Within a week of transferring here as an English major, I waited on a bus to see someplace where I’d be able to find a potential subject for my LJ21 Stranger Interview. 10 minutes later I was sitting in the Peet’s on Culver and Barranca, sipping (guzzling) coffee and trying to keep my head down. I felt like so out of place trying to pick out a potential subject. Like a fucking serial killer looking for his next victim.
Journalism wasn’t my ideal; I wanted to be a novelist, one of those bohemian souls that move through life publishing fiction and getting book deals. Stephen King’s “On Writing” was my Bible. But a sophomore year spent alone in my apartment at San Jose State University, sipping hot tea and typing with fingerless mittens because my heater was broken and I became fed up. I wasn’t doing well. So I decided to transfer, and with that came the decision to try my hand at journalism. I needed to get out of my room.
“Excuse me, can you watch my bag? I need to get something from my car.” I hadn’t even been looking when a man in his late 50s wearing a navy suit and red tie from the next table walked up to mine. An hour later, I had his life story. I walked away from the situation, directionless and still reeling from the truly unamazing feat I had just achieved. I called my best friend (because, you know, that’s just what I do).
“God, man, this was fucking exhilarating,” I said into the phone, probably still in earshot of the guy I had just interviewed. “I can do this.”
December 2010, I had just completed my first quarter. In that time, I managed to meet a few people that became my good friends, who are now some of my best friends. But unlike now, when I am constantly surrounded by people I love, I still spent most of that time alone, staring at a map of Post-Its I had put up on my bedroom wall.
On the Post-Its, I had outlined the world of writing in UC Irvine. I promised myself that I would conquer the writing microcosm of UCI. I scanned newspapers, went to club meetings, started remembering names. I learned what it was to be a reporter. I began to immerse myself in this perceived world of writing.
To tell the truth, though, I signed up to be editor on a whim.
I went to my first tear-up meeting reluctantly. One of those aforementioned good friends, Annie Kim, brought me to a meeting after she wrote her first article. I imagined tear-up as a violent act, and as I went through the meeting I tried to dissect the dynamic behind the Big Kid’s Table. The one all of the editors sat at.
“I haven’t even published a single article yet,” I told her, standing in front of the sign-up sheets in the newsroom hallway. “Not one.”
“Just do it,” she said. “The worst they can say is no. There’s no harm in trying.”

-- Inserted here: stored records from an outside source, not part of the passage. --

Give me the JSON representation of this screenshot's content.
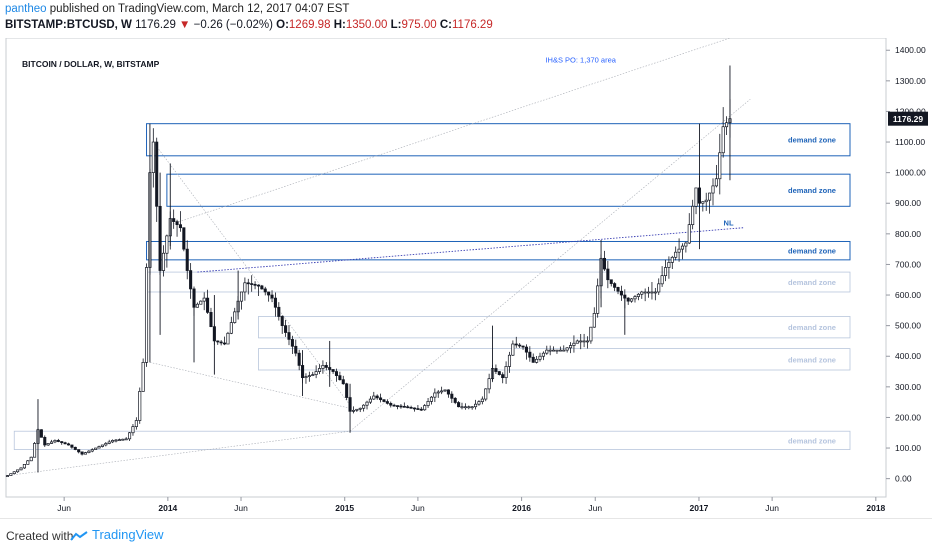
{
  "header": {
    "author": "pantheo",
    "published_text": "published on TradingView.com, March 12, 2017 04:07 EST",
    "symbol": "BITSTAMP:BTCUSD, W",
    "last": "1176.29",
    "change_arrow": "▼",
    "change": "−0.26 (−0.02%)",
    "open_label": "O:",
    "open": "1269.98",
    "high_label": "H:",
    "high": "1350.00",
    "low_label": "L:",
    "low": "975.00",
    "close_label": "C:",
    "close": "1176.29"
  },
  "footer": {
    "created_with": "Created with",
    "brand": "TradingView",
    "brand_icon": "tradingview-logo-icon"
  },
  "colors": {
    "bull": "#131722",
    "bear": "#131722",
    "zone": "#1e63b8",
    "zone_faint": "#b8c6dc",
    "annotation": "#2962ff",
    "price_badge": "#131722"
  },
  "chart_data": {
    "type": "candlestick",
    "title": "BITCOIN / DOLLAR, W, BITSTAMP",
    "x_ticks": [
      "Jun",
      "2014",
      "Jun",
      "2015",
      "Jun",
      "2016",
      "Jun",
      "2017",
      "Jun",
      "2018"
    ],
    "x_tick_dates": [
      "2013-06-01",
      "2014-01-01",
      "2014-06-01",
      "2015-01-01",
      "2015-06-01",
      "2016-01-01",
      "2016-06-01",
      "2017-01-01",
      "2017-06-01",
      "2018-01-01"
    ],
    "y_ticks": [
      "0.00",
      "100.00",
      "200.00",
      "300.00",
      "400.00",
      "500.00",
      "600.00",
      "700.00",
      "800.00",
      "900.00",
      "1000.00",
      "1100.00",
      "1200.00",
      "1300.00",
      "1400.00"
    ],
    "ylim": [
      -60,
      1440
    ],
    "xlim": [
      "2013-02-01",
      "2018-01-22"
    ],
    "last_price": 1176.29,
    "last_price_label": "1176.29",
    "price_points": [
      [
        "2013-02-04",
        10
      ],
      [
        "2013-03-04",
        35
      ],
      [
        "2013-03-25",
        70
      ],
      [
        "2013-04-08",
        160
      ],
      [
        "2013-04-22",
        110
      ],
      [
        "2013-05-13",
        125
      ],
      [
        "2013-06-10",
        110
      ],
      [
        "2013-07-08",
        80
      ],
      [
        "2013-08-05",
        100
      ],
      [
        "2013-09-09",
        125
      ],
      [
        "2013-10-07",
        130
      ],
      [
        "2013-10-28",
        190
      ],
      [
        "2013-11-11",
        380
      ],
      [
        "2013-11-25",
        1000
      ],
      [
        "2013-12-02",
        1100
      ],
      [
        "2013-12-16",
        680
      ],
      [
        "2014-01-06",
        850
      ],
      [
        "2014-01-27",
        820
      ],
      [
        "2014-02-10",
        680
      ],
      [
        "2014-02-24",
        560
      ],
      [
        "2014-03-17",
        590
      ],
      [
        "2014-04-07",
        450
      ],
      [
        "2014-04-28",
        440
      ],
      [
        "2014-05-26",
        580
      ],
      [
        "2014-06-09",
        640
      ],
      [
        "2014-07-07",
        630
      ],
      [
        "2014-08-04",
        590
      ],
      [
        "2014-08-25",
        500
      ],
      [
        "2014-09-22",
        410
      ],
      [
        "2014-10-06",
        330
      ],
      [
        "2014-10-27",
        340
      ],
      [
        "2014-11-17",
        370
      ],
      [
        "2014-12-08",
        350
      ],
      [
        "2014-12-29",
        310
      ],
      [
        "2015-01-12",
        220
      ],
      [
        "2015-02-02",
        230
      ],
      [
        "2015-03-02",
        270
      ],
      [
        "2015-04-06",
        240
      ],
      [
        "2015-05-04",
        235
      ],
      [
        "2015-06-08",
        225
      ],
      [
        "2015-07-06",
        280
      ],
      [
        "2015-07-27",
        290
      ],
      [
        "2015-08-24",
        235
      ],
      [
        "2015-09-21",
        235
      ],
      [
        "2015-10-12",
        260
      ],
      [
        "2015-11-02",
        360
      ],
      [
        "2015-11-23",
        330
      ],
      [
        "2015-12-14",
        440
      ],
      [
        "2016-01-04",
        430
      ],
      [
        "2016-01-25",
        380
      ],
      [
        "2016-02-22",
        420
      ],
      [
        "2016-03-28",
        420
      ],
      [
        "2016-04-25",
        450
      ],
      [
        "2016-05-16",
        450
      ],
      [
        "2016-05-30",
        540
      ],
      [
        "2016-06-13",
        720
      ],
      [
        "2016-06-27",
        650
      ],
      [
        "2016-07-25",
        600
      ],
      [
        "2016-08-08",
        580
      ],
      [
        "2016-09-05",
        610
      ],
      [
        "2016-10-03",
        610
      ],
      [
        "2016-10-24",
        690
      ],
      [
        "2016-11-14",
        740
      ],
      [
        "2016-12-05",
        770
      ],
      [
        "2016-12-26",
        950
      ],
      [
        "2017-01-02",
        900
      ],
      [
        "2017-01-16",
        910
      ],
      [
        "2017-02-06",
        980
      ],
      [
        "2017-02-20",
        1150
      ],
      [
        "2017-03-06",
        1176.29
      ]
    ],
    "wicks": [
      [
        "2013-04-08",
        20,
        260
      ],
      [
        "2013-11-25",
        380,
        1160
      ],
      [
        "2013-12-16",
        470,
        1000
      ],
      [
        "2014-01-06",
        760,
        1030
      ],
      [
        "2014-02-24",
        380,
        600
      ],
      [
        "2014-04-07",
        340,
        600
      ],
      [
        "2014-05-26",
        520,
        680
      ],
      [
        "2014-10-06",
        270,
        420
      ],
      [
        "2014-12-01",
        300,
        450
      ],
      [
        "2015-01-12",
        150,
        310
      ],
      [
        "2015-11-02",
        320,
        500
      ],
      [
        "2016-06-13",
        560,
        780
      ],
      [
        "2016-08-01",
        470,
        600
      ],
      [
        "2017-01-02",
        750,
        1160
      ],
      [
        "2017-03-06",
        975,
        1350
      ]
    ],
    "zones": [
      {
        "label": "demand zone",
        "from": "2013-11-18",
        "top": 1160,
        "bottom": 1055,
        "strength": "strong"
      },
      {
        "label": "demand zone",
        "from": "2013-12-30",
        "top": 995,
        "bottom": 890,
        "strength": "strong"
      },
      {
        "label": "demand zone",
        "from": "2013-11-18",
        "top": 775,
        "bottom": 715,
        "strength": "strong"
      },
      {
        "label": "demand zone",
        "from": "2013-11-18",
        "top": 675,
        "bottom": 610,
        "strength": "faint"
      },
      {
        "label": "demand zone",
        "from": "2014-07-07",
        "top": 530,
        "bottom": 460,
        "strength": "faint"
      },
      {
        "label": "demand zone",
        "from": "2014-07-07",
        "top": 425,
        "bottom": 355,
        "strength": "faint"
      },
      {
        "label": "demand zone",
        "from": "2013-02-18",
        "top": 155,
        "bottom": 95,
        "strength": "faint"
      }
    ],
    "neckline": {
      "label": "NL",
      "from": [
        "2014-03-03",
        675
      ],
      "to": [
        "2017-04-03",
        820
      ]
    },
    "trendlines": [
      {
        "from": [
          "2013-02-04",
          10
        ],
        "to": [
          "2015-01-12",
          155
        ]
      },
      {
        "from": [
          "2015-01-12",
          155
        ],
        "to": [
          "2017-04-17",
          1240
        ]
      },
      {
        "from": [
          "2013-12-02",
          1100
        ],
        "to": [
          "2015-01-12",
          240
        ]
      },
      {
        "from": [
          "2013-11-25",
          380
        ],
        "to": [
          "2015-01-12",
          230
        ]
      },
      {
        "from": [
          "2014-01-06",
          830
        ],
        "to": [
          "2017-03-06",
          1440
        ]
      }
    ],
    "annotations": [
      {
        "text": "IH&S PO: 1,370 area",
        "at": [
          "2016-05-02",
          1360
        ]
      }
    ]
  }
}
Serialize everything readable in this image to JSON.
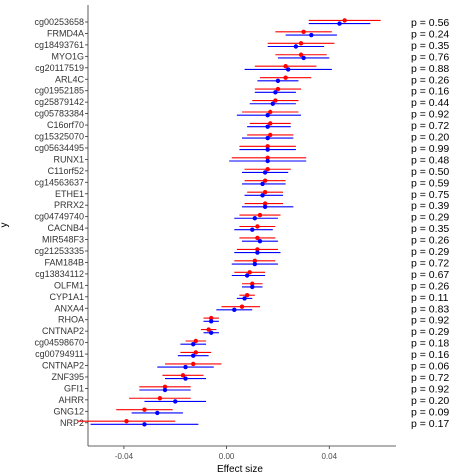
{
  "chart_data": {
    "type": "forest",
    "xlabel": "Effect size",
    "ylabel": "y",
    "xlim": [
      -0.054,
      0.066
    ],
    "x_ticks": [
      -0.04,
      0.0,
      0.04
    ],
    "x_tick_labels": [
      "-0.04",
      "0.00",
      "0.04"
    ],
    "grid": false,
    "colors": {
      "red": "#ff0000",
      "blue": "#0000ff"
    },
    "rows": [
      {
        "label": "cg00253658",
        "p": "p = 0.56",
        "red": {
          "est": 0.046,
          "lo": 0.032,
          "hi": 0.06
        },
        "blue": {
          "est": 0.044,
          "lo": 0.032,
          "hi": 0.056
        }
      },
      {
        "label": "FRMD4A",
        "p": "p = 0.24",
        "red": {
          "est": 0.03,
          "lo": 0.019,
          "hi": 0.041
        },
        "blue": {
          "est": 0.033,
          "lo": 0.023,
          "hi": 0.043
        }
      },
      {
        "label": "cg18493761",
        "p": "p = 0.35",
        "red": {
          "est": 0.029,
          "lo": 0.016,
          "hi": 0.042
        },
        "blue": {
          "est": 0.027,
          "lo": 0.016,
          "hi": 0.038
        }
      },
      {
        "label": "MYO1G",
        "p": "p = 0.76",
        "red": {
          "est": 0.029,
          "lo": 0.019,
          "hi": 0.039
        },
        "blue": {
          "est": 0.03,
          "lo": 0.02,
          "hi": 0.04
        }
      },
      {
        "label": "cg20117519",
        "p": "p = 0.88",
        "red": {
          "est": 0.023,
          "lo": 0.011,
          "hi": 0.035
        },
        "blue": {
          "est": 0.024,
          "lo": 0.007,
          "hi": 0.041
        }
      },
      {
        "label": "ARL4C",
        "p": "p = 0.26",
        "red": {
          "est": 0.023,
          "lo": 0.013,
          "hi": 0.033
        },
        "blue": {
          "est": 0.02,
          "lo": 0.012,
          "hi": 0.028
        }
      },
      {
        "label": "cg01952185",
        "p": "p = 0.16",
        "red": {
          "est": 0.02,
          "lo": 0.011,
          "hi": 0.029
        },
        "blue": {
          "est": 0.019,
          "lo": 0.011,
          "hi": 0.027
        }
      },
      {
        "label": "cg25879142",
        "p": "p = 0.44",
        "red": {
          "est": 0.019,
          "lo": 0.01,
          "hi": 0.028
        },
        "blue": {
          "est": 0.018,
          "lo": 0.009,
          "hi": 0.027
        }
      },
      {
        "label": "cg05783384",
        "p": "p = 0.92",
        "red": {
          "est": 0.017,
          "lo": 0.006,
          "hi": 0.028
        },
        "blue": {
          "est": 0.016,
          "lo": 0.004,
          "hi": 0.029
        }
      },
      {
        "label": "C16orf70",
        "p": "p = 0.72",
        "red": {
          "est": 0.017,
          "lo": 0.009,
          "hi": 0.025
        },
        "blue": {
          "est": 0.016,
          "lo": 0.008,
          "hi": 0.025
        }
      },
      {
        "label": "cg15325070",
        "p": "p = 0.20",
        "red": {
          "est": 0.017,
          "lo": 0.008,
          "hi": 0.026
        },
        "blue": {
          "est": 0.016,
          "lo": 0.006,
          "hi": 0.026
        }
      },
      {
        "label": "cg05634495",
        "p": "p = 0.99",
        "red": {
          "est": 0.016,
          "lo": 0.005,
          "hi": 0.027
        },
        "blue": {
          "est": 0.016,
          "lo": 0.005,
          "hi": 0.027
        }
      },
      {
        "label": "RUNX1",
        "p": "p = 0.48",
        "red": {
          "est": 0.016,
          "lo": 0.002,
          "hi": 0.031
        },
        "blue": {
          "est": 0.016,
          "lo": 0.001,
          "hi": 0.031
        }
      },
      {
        "label": "C11orf52",
        "p": "p = 0.50",
        "red": {
          "est": 0.016,
          "lo": 0.007,
          "hi": 0.025
        },
        "blue": {
          "est": 0.015,
          "lo": 0.006,
          "hi": 0.024
        }
      },
      {
        "label": "cg14563637",
        "p": "p = 0.59",
        "red": {
          "est": 0.015,
          "lo": 0.007,
          "hi": 0.023
        },
        "blue": {
          "est": 0.014,
          "lo": 0.006,
          "hi": 0.023
        }
      },
      {
        "label": "ETHE1",
        "p": "p = 0.75",
        "red": {
          "est": 0.015,
          "lo": 0.008,
          "hi": 0.022
        },
        "blue": {
          "est": 0.014,
          "lo": 0.007,
          "hi": 0.022
        }
      },
      {
        "label": "PRRX2",
        "p": "p = 0.39",
        "red": {
          "est": 0.015,
          "lo": 0.007,
          "hi": 0.022
        },
        "blue": {
          "est": 0.015,
          "lo": 0.006,
          "hi": 0.026
        }
      },
      {
        "label": "cg04749740",
        "p": "p = 0.29",
        "red": {
          "est": 0.013,
          "lo": 0.005,
          "hi": 0.021
        },
        "blue": {
          "est": 0.011,
          "lo": 0.003,
          "hi": 0.02
        }
      },
      {
        "label": "CACNB4",
        "p": "p = 0.35",
        "red": {
          "est": 0.012,
          "lo": 0.005,
          "hi": 0.019
        },
        "blue": {
          "est": 0.01,
          "lo": 0.003,
          "hi": 0.018
        }
      },
      {
        "label": "MIR548F3",
        "p": "p = 0.26",
        "red": {
          "est": 0.012,
          "lo": 0.005,
          "hi": 0.019
        },
        "blue": {
          "est": 0.013,
          "lo": 0.006,
          "hi": 0.02
        }
      },
      {
        "label": "cg21253335",
        "p": "p = 0.29",
        "red": {
          "est": 0.012,
          "lo": 0.004,
          "hi": 0.02
        },
        "blue": {
          "est": 0.012,
          "lo": 0.003,
          "hi": 0.021
        }
      },
      {
        "label": "FAM184B",
        "p": "p = 0.72",
        "red": {
          "est": 0.011,
          "lo": 0.003,
          "hi": 0.019
        },
        "blue": {
          "est": 0.011,
          "lo": 0.002,
          "hi": 0.02
        }
      },
      {
        "label": "cg13834112",
        "p": "p = 0.67",
        "red": {
          "est": 0.009,
          "lo": 0.003,
          "hi": 0.015
        },
        "blue": {
          "est": 0.008,
          "lo": 0.002,
          "hi": 0.015
        }
      },
      {
        "label": "OLFM1",
        "p": "p = 0.26",
        "red": {
          "est": 0.01,
          "lo": 0.006,
          "hi": 0.014
        },
        "blue": {
          "est": 0.01,
          "lo": 0.006,
          "hi": 0.014
        }
      },
      {
        "label": "CYP1A1",
        "p": "p = 0.11",
        "red": {
          "est": 0.008,
          "lo": 0.005,
          "hi": 0.011
        },
        "blue": {
          "est": 0.007,
          "lo": 0.004,
          "hi": 0.01
        }
      },
      {
        "label": "ANXA4",
        "p": "p = 0.83",
        "red": {
          "est": 0.006,
          "lo": -0.002,
          "hi": 0.013
        },
        "blue": {
          "est": 0.003,
          "lo": -0.004,
          "hi": 0.01
        }
      },
      {
        "label": "RHOA",
        "p": "p = 0.92",
        "red": {
          "est": -0.006,
          "lo": -0.009,
          "hi": -0.003
        },
        "blue": {
          "est": -0.006,
          "lo": -0.009,
          "hi": -0.003
        }
      },
      {
        "label": "CNTNAP2",
        "p": "p = 0.29",
        "red": {
          "est": -0.007,
          "lo": -0.01,
          "hi": -0.004
        },
        "blue": {
          "est": -0.006,
          "lo": -0.009,
          "hi": -0.003
        }
      },
      {
        "label": "cg04598670",
        "p": "p = 0.18",
        "red": {
          "est": -0.012,
          "lo": -0.016,
          "hi": -0.008
        },
        "blue": {
          "est": -0.013,
          "lo": -0.018,
          "hi": -0.008
        }
      },
      {
        "label": "cg00794911",
        "p": "p = 0.16",
        "red": {
          "est": -0.012,
          "lo": -0.018,
          "hi": -0.006
        },
        "blue": {
          "est": -0.013,
          "lo": -0.019,
          "hi": -0.007
        }
      },
      {
        "label": "CNTNAP2",
        "p": "p = 0.06",
        "red": {
          "est": -0.013,
          "lo": -0.024,
          "hi": -0.002
        },
        "blue": {
          "est": -0.016,
          "lo": -0.027,
          "hi": -0.005
        }
      },
      {
        "label": "ZNF395",
        "p": "p = 0.72",
        "red": {
          "est": -0.017,
          "lo": -0.025,
          "hi": -0.009
        },
        "blue": {
          "est": -0.016,
          "lo": -0.024,
          "hi": -0.008
        }
      },
      {
        "label": "GFI1",
        "p": "p = 0.92",
        "red": {
          "est": -0.024,
          "lo": -0.034,
          "hi": -0.014
        },
        "blue": {
          "est": -0.024,
          "lo": -0.034,
          "hi": -0.014
        }
      },
      {
        "label": "AHRR",
        "p": "p = 0.20",
        "red": {
          "est": -0.026,
          "lo": -0.038,
          "hi": -0.014
        },
        "blue": {
          "est": -0.02,
          "lo": -0.032,
          "hi": -0.008
        }
      },
      {
        "label": "GNG12",
        "p": "p = 0.09",
        "red": {
          "est": -0.032,
          "lo": -0.043,
          "hi": -0.021
        },
        "blue": {
          "est": -0.027,
          "lo": -0.037,
          "hi": -0.017
        }
      },
      {
        "label": "NRP2",
        "p": "p = 0.17",
        "red": {
          "est": -0.039,
          "lo": -0.058,
          "hi": -0.02
        },
        "blue": {
          "est": -0.032,
          "lo": -0.053,
          "hi": -0.011
        }
      }
    ]
  }
}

So here we are, over a year later, and I’d be lying if I said that being hired as the associate Entertainment editor (Annie got hired as associate Features) wasn’t one of the best things that’s ever happened to me. Through my position at the paper, I’ve been able to have so many great experiences. I’ve gotten a lot of great experience learning how a newspaper works, yeah. But the personal relationships and experiences, both in reporting and not, have been the highlight of my college experience.
Sleeping in the park for a week, going vegan, countless parties, hella pancakes, even more pizza, late nights spent in the New U … What I signed up for that fateful day last year, as fucking corny as it is, was a family. The night of the five writers, sitting on the rocks and sighing tired harmony into frigid air; sitting in a parking lot on Sunset in LA, sipping catharsis from a brown paper bag; hushed laughter inside the intern office of a local magazine. Through all the conquests and crises, those times spent crowing into our wild nights or ones spent trying to make sense of our crumbling lives, one thing has been constant:
Sundays at 10 AM and Wednesdays at 5 PM, I’ve got somewhere to be.